The public generally confuses a psychologist with a psychiatrist. Regardless of their academic status, most people can’t identify the exact difference between the two mental health specialists.
In fact, both a psychologist and a psychiatrist treat mental health issues, helping their patients overcome certain problems that occur in their daily life. They are both considered in charge of helping whoever is suffering and seeking mental help.
But the differences are numerous. Mainly, it is the educational background of a mental health specialist that makes all the difference.
A psychiatrist is a medical doctor who approaches the patient’s case from a biological and neurological point of view. But again, a psychiatrist is not a neurologist. People tend to consider visiting a neurologist first because psychiatrists are “the doctors of the crazy.”
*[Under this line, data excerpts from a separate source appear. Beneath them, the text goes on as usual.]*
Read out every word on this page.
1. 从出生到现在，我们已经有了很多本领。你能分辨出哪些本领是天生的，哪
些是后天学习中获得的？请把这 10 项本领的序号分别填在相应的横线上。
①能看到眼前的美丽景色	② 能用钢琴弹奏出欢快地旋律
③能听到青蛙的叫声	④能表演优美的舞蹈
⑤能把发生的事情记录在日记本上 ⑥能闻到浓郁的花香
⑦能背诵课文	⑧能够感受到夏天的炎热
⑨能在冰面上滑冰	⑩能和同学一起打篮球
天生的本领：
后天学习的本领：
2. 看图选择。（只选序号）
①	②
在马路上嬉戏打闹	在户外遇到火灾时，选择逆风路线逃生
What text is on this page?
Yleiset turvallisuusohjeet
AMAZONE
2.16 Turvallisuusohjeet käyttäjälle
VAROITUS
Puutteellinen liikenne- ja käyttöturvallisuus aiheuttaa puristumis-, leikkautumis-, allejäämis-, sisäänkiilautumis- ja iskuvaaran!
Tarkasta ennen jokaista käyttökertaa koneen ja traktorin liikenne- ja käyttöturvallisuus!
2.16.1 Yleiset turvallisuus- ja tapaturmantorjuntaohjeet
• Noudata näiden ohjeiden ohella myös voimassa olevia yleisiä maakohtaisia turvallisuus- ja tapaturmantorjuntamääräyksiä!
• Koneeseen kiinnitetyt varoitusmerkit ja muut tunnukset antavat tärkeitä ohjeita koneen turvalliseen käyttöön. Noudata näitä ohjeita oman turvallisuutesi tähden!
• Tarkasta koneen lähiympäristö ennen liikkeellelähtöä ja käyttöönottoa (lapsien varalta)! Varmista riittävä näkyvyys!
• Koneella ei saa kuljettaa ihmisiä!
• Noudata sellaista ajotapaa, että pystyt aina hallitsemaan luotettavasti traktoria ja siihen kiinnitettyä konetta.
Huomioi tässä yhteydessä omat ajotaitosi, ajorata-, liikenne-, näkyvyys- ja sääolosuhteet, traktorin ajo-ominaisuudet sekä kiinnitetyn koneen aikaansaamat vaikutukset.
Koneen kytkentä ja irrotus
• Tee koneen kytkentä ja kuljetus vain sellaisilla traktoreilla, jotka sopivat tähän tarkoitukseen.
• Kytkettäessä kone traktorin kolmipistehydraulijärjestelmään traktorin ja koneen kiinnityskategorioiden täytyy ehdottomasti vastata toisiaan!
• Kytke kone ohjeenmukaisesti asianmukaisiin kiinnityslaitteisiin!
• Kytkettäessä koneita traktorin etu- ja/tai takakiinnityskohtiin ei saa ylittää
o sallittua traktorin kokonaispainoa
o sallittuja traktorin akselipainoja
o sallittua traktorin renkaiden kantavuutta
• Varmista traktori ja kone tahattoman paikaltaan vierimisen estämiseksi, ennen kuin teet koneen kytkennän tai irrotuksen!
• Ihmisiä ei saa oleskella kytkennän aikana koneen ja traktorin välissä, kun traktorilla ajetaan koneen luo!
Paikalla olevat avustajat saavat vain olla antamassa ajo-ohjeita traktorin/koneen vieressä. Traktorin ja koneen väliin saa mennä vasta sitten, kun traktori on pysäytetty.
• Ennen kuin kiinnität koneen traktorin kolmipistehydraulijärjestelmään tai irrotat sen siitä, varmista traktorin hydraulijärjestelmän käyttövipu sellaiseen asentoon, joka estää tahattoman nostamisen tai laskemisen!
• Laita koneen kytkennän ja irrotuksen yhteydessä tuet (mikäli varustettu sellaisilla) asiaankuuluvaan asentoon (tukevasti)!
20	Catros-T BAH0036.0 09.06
The most known distinction between a psychologist and a psychiatrist is that the latter can prescribe medication. A psychiatrist’s medical training gives them the right to treat patients using psychiatric medications, which cannot and should not be prescribed by psychologists.
Meanwhile, a psychologist is a psychology graduate with an experience in the areas of psycho-social support, behavioral therapy and counseling, among others. They are trained to be able to lead their patient through a successful therapy process.
While psychiatrists prescribe medication, psychologists usually test their patients with IQ tests, personality tests or projective tests.
Each of the two specialists has a specific job to do. One does not replace the other. In fact, both are equally necessary for a patient’s full recovery.